Step Two/Day 2: Job one is to make room in your refrigerator. You are going to need to fit a rack in there with the fish. When you’ve made some room, remove the fish from the brine and pat it dry. Set the salmon pieces on the rack and put them into the refrigerator to dry overnight. This step creates the “pellicle,” which is a thin, sticky layer on top of the fish, and to which the smoke will adhere.

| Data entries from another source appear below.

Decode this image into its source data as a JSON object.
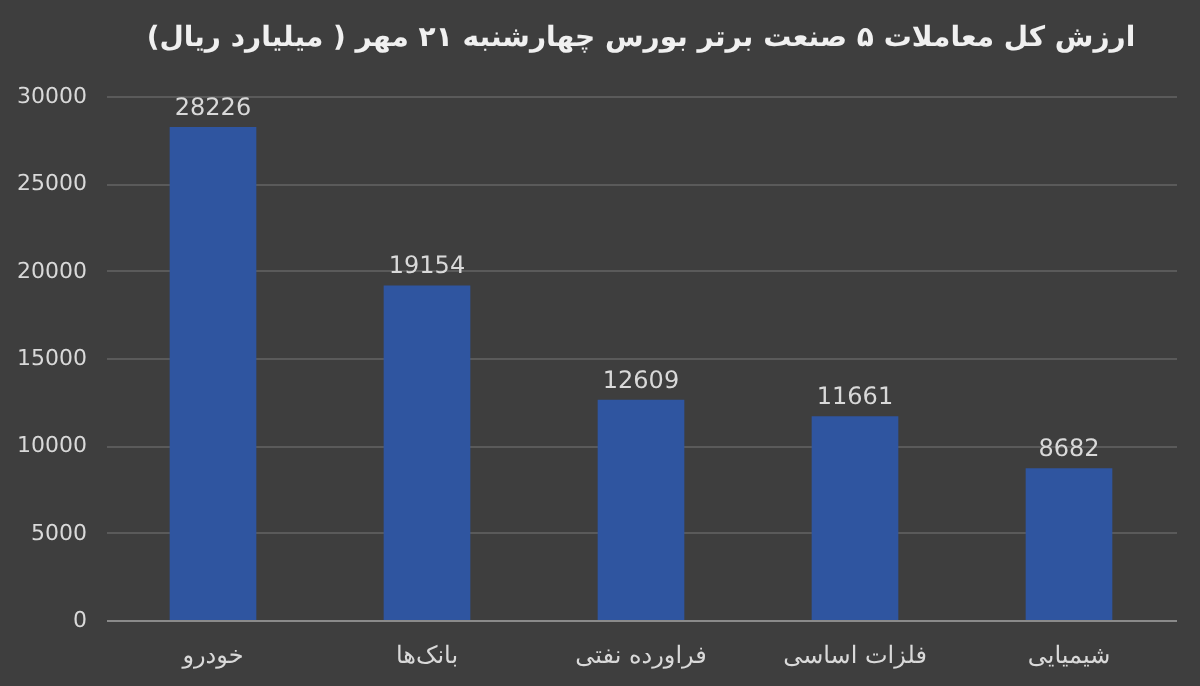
{
  "chart_data": {
    "type": "bar",
    "title": "ارزش کل معاملات ۵ صنعت برتر بورس چهارشنبه ۲۱ مهر ( میلیارد ریال)",
    "categories": [
      "خودرو",
      "بانک‌ها",
      "فراورده نفتی",
      "فلزات اساسی",
      "شیمیایی"
    ],
    "values": [
      28226,
      19154,
      12609,
      11661,
      8682
    ],
    "color": "#2f55a0",
    "ylim": [
      0,
      30000
    ],
    "yticks": [
      0,
      5000,
      10000,
      15000,
      20000,
      25000,
      30000
    ],
    "grid": "y",
    "data_labels": true
  }
}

Step Three/Day 3: While you prepare your smoker, take the salmon out of the refrigerator to bring it up to room temperature. As you smoke salmon, a white substance called albumin can bubble from the muscle onto the surface of the fish, which you want to minimize. It is unsightly, and the more albumin that leaves the fish, the drier it will be.
Cover your drip pan with foil to ease later cleaning, and fill with hot water. You may also want to add something to the drip pan, such as white wine or pieces of onion, for a hint of additional flavor.
Now, you’re ready to smoke the fish. Baste it with a little oil to prevent it sticking to the smoker rack. Place on the rack. Whether you use an electric, gas, charcoal or wood-fired smoker, try to start your temperature out low (say, 140°F) and build it up slowly (to 175°F, for the final hour), to avoid a lot of albumin bleed.
After an hour in the smoker, baste the salmon with honey. While you baste, brush away the albumin. Do this every hour during the smoking process.
After the first couple of hours, check the internal temperature of your salmon. You are aiming for an internal temperature of about 140°F. Depending upon your smoker, the temperatures you have maintained and the size of the pieces of fish, this may take roughly from two-and-a-half to four hours.
Last: When your fish is smoked, remove from the smoker. Let it cool it down for an hour before wrapping it up and putting it into the refrigerator. It will keep for up to 10 days in the refrigerator, although ours has never lasted that long. You can also freeze it. We eat it so quickly, because it’s so delicious, that it is usually gone in a few days.